First of all, thank you.
It's gonna be fun today.
I understand you've been working on a story about beef, and I'm an interesting person for you to talk to about beef because my favorite food since I was a kid has been steak.
So even at like eight or nine years old, back in the day, we'd go to Golden Corral.
I would order steak and everybody else would get the buffet and they would bring the steak to the table and they would point it at the adult or the male in the table and they'd be like, no, it's for the little girl over there.
Okay, well, that's an image.
And interesting that they assumed it was for the man because we're going to get into that.
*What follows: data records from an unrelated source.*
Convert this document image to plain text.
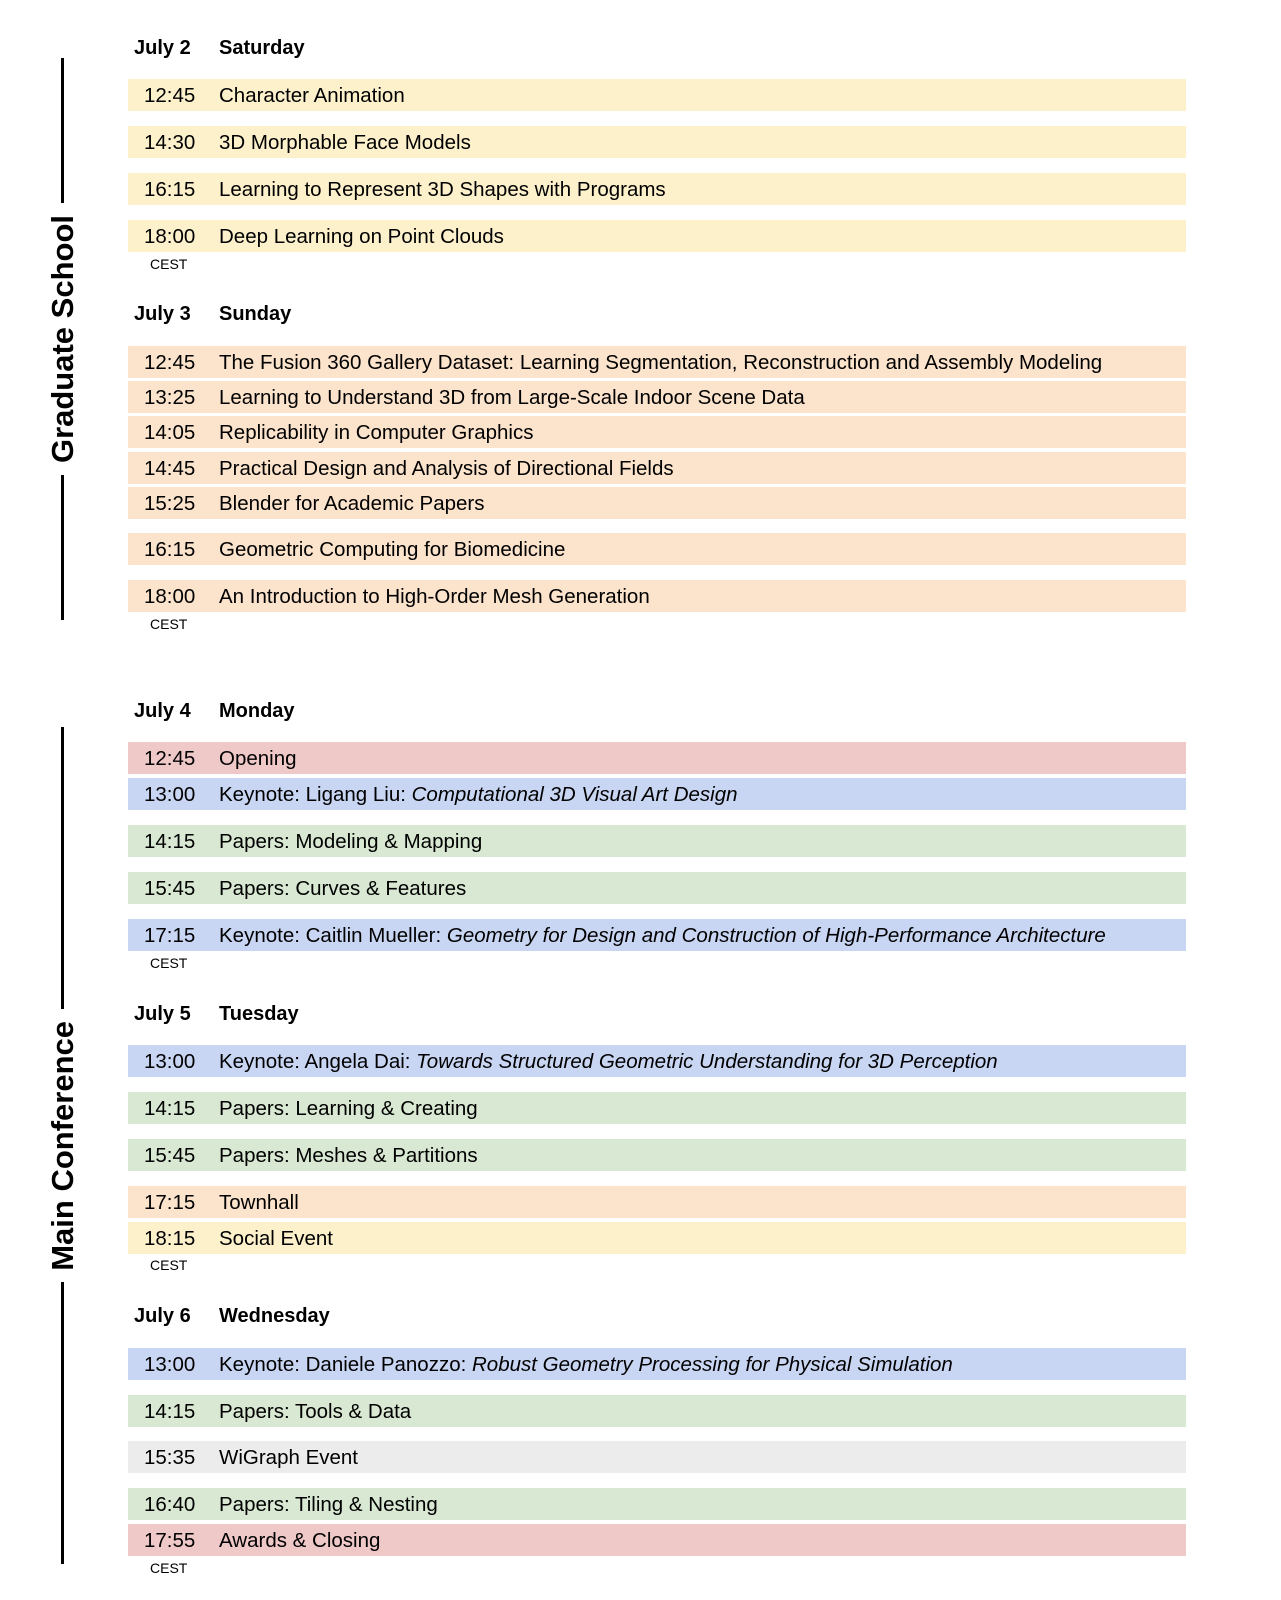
Graduate School
Main Conference
July 2 Saturday
12:45 Character Animation
14:30 3D Morphable Face Models
16:15 Learning to Represent 3D Shapes with Programs
18:00 Deep Learning on Point Clouds
CEST
July 3 Sunday
12:45 The Fusion 360 Gallery Dataset: Learning Segmentation, Reconstruction and Assembly Modeling
13:25 Learning to Understand 3D from Large-Scale Indoor Scene Data
14:05 Replicability in Computer Graphics
14:45 Practical Design and Analysis of Directional Fields
15:25 Blender for Academic Papers
16:15 Geometric Computing for Biomedicine
18:00 An Introduction to High-Order Mesh Generation
CEST
July 4 Monday
12:45 Opening
13:00 Keynote: Ligang Liu: Computational 3D Visual Art Design
14:15 Papers: Modeling & Mapping
15:45 Papers: Curves & Features
17:15 Keynote: Caitlin Mueller: Geometry for Design and Construction of High-Performance Architecture
CEST
July 5 Tuesday
13:00 Keynote: Angela Dai: Towards Structured Geometric Understanding for 3D Perception
14:15 Papers: Learning & Creating
15:45 Papers: Meshes & Partitions
17:15 Townhall
18:15 Social Event
CEST
July 6 Wednesday
13:00 Keynote: Daniele Panozzo: Robust Geometry Processing for Physical Simulation
14:15 Papers: Tools & Data
15:35 WiGraph Event
16:40 Papers: Tiling & Nesting
17:55 Awards & Closing
CEST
Ayesha, if you count yourself as one of the high beef eating Americans, you're probably going to be interested in this.
Cause we're going to explore some powerful ideas connecting Americans with beef eating.
Okay.
I definitely do consider myself one of those high beef eating Americans.
So where do we start?
We're gonna start in 2006.
And this is when Malcolm Regisford was a little boy in Los Angeles watching cartoons.
I had to be really young, maybe, you know, ten or something like that.